Поначалу мне казалось, что всех закусок нам с Иваном Ильичом не одолеть. Но куда там! Снедь исчезала со стола с ужасающей скоростью.
У моего правого плеча неслышно вырос официант с блюдом розовой сёмги, украшенной угольниками истекающего слезой лимона. Затем мы снова, нисколько не спеша, чинно повторили под ачуевскую икру, потом под зернистую с крошечными расстегаями из налимьих печёнок.
Ожидаемого опьянения не наступало. То ли от потрясающе калорийной и жирной закуски, то ли от новоприобретённых способностей моего организма. Ушла и растаяла как дым промозглая зябкость, нагулянная сегодняшними заботами.
Сделав паузу, Вяземский закурил папиросу.
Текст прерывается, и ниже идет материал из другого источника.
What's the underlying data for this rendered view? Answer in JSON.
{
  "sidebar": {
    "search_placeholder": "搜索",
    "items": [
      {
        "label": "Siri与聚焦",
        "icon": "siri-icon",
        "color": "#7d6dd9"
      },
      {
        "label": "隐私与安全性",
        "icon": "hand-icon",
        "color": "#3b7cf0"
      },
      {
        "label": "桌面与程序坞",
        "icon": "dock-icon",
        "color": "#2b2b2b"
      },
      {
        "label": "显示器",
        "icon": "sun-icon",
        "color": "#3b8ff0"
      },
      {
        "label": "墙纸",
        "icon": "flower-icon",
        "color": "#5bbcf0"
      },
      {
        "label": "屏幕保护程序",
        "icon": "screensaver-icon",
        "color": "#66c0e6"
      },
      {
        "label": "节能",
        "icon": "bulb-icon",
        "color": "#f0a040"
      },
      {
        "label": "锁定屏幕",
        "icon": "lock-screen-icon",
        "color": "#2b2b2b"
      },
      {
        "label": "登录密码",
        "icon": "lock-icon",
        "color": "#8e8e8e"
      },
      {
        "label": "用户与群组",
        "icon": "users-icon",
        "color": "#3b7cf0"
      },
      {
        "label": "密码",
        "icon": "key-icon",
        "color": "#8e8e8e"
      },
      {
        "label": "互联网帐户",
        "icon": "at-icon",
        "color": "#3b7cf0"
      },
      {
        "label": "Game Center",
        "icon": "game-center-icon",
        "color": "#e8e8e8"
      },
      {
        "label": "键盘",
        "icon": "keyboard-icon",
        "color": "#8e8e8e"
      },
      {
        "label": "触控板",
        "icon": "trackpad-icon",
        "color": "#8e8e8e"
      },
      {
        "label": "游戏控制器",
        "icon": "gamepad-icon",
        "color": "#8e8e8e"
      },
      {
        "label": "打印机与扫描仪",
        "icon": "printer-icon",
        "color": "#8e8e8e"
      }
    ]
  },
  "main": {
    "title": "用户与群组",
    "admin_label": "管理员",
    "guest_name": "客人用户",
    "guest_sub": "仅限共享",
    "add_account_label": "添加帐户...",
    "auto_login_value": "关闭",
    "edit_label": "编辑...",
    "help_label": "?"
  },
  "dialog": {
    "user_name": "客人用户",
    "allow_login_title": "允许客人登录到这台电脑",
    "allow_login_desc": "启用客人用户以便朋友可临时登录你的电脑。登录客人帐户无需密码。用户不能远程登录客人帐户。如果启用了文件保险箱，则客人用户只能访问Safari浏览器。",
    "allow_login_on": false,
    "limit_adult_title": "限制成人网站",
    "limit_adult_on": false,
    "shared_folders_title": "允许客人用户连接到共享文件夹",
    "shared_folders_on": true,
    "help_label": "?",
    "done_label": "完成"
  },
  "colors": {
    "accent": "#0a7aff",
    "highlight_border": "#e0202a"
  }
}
Хмель тоже не брал коллежского асессора, лишь придал его жёстким чертам лица некоторую мягкость, размыв глубокие тени под глазами.
От получаемого удовольствия я пребывал в нирване и некотором расслаблении...
После каждой рюмки тарелочки из-под закуски сменялись новыми... Появился сагудай из муксуна, омуль холодного копчения, строганина из нельмы.
Названия, произносимые официантом шёпотом с придыханием всё глубже погружали меня в сказку чревоугодия.
От оленины мы дружно отказались, памятуя о селянке, которая не заставила себя долго ждать. Та самая, "как золото жёлтая, со стерлядью и осетриной".
Официант нёс поднос с фарфоровой супницей, перебросив на левое плечо белоснежную салфетку. Второй быстро расставил глубокие тарелки с нарезанным чёрным хлебом, кулебякой и маленькими пирожками с визигой.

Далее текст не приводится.